From the publisher’s website:
From 1910 to 1945, Japan occupied Korea and controlled every aspect of the Korean life. This book selects three plays by two prominent Korean writers, Ch’i-jin Yu and Man-sik Ch’ae, who ventured to voice anti-Japanese sentiments in their plays despite the harsh censorship.
In The Ox, two brothers suddenly find their lives and futures disrupted by the disappearance of their family’s aging ox. The Shack depicts the destruction of a family that has already been progressing toward doom under the roof of the crumbling shack. In Memorial Day, the young protagonist discovers that his family’s past converges repeatedly with the major historical upheavals of Korea.

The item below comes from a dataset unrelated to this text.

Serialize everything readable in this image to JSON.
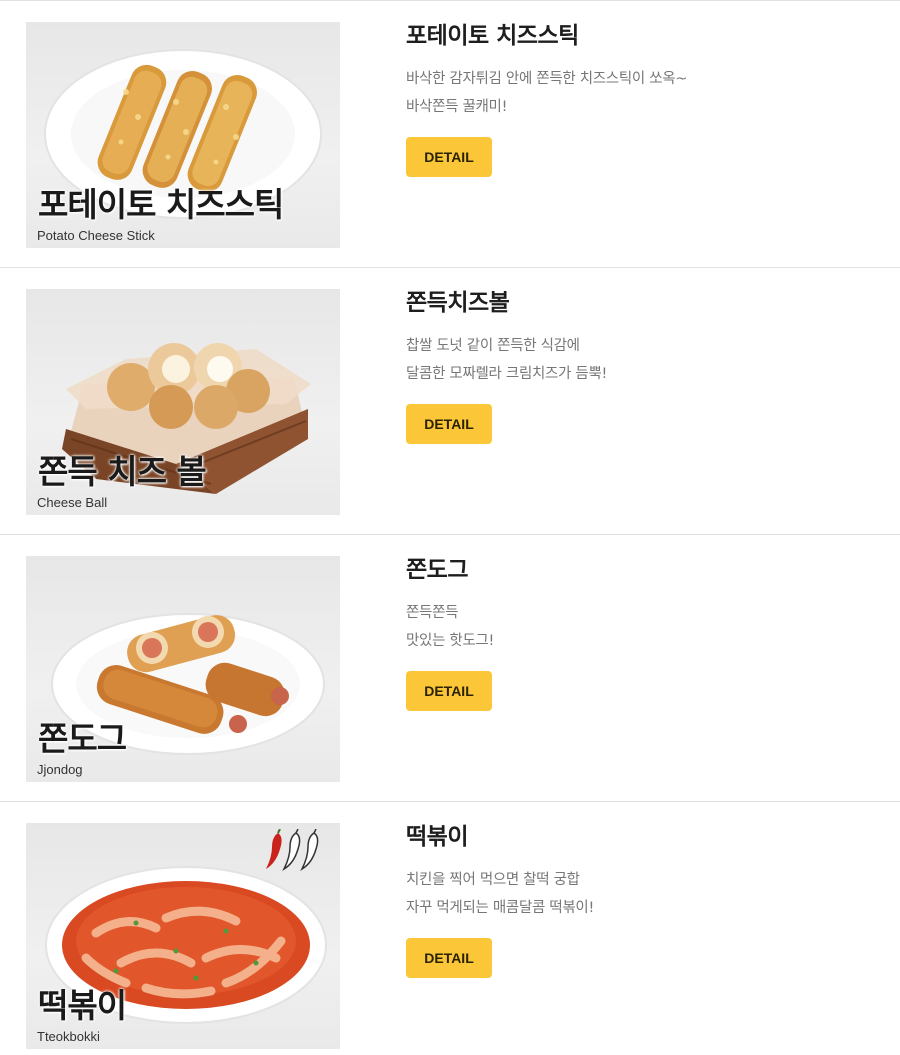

Ch’i-jin Yu (1905-1974) is one of the most important modern playwrights in Korea. He wrote more than forty plays and directed nearly one hundred. Ch’i-jin Yu was one of the first Korean playwrights to publicly voice anti-Japanese sentiments in his plays. Man-sik Ch’ae (1902-1950), though not the leading force of the Korean theater, is arguably the most intriguing writer of the colonial period. His Memorial Day is now considered one of the representative plays of that period.
Jinhee Kim is Assistant Professor of Korean/Comparative Literature at the University of Southern California, Los Angeles. Her principal research interests and publications focus on world drama, modern Korean Literature, and Korean American literature.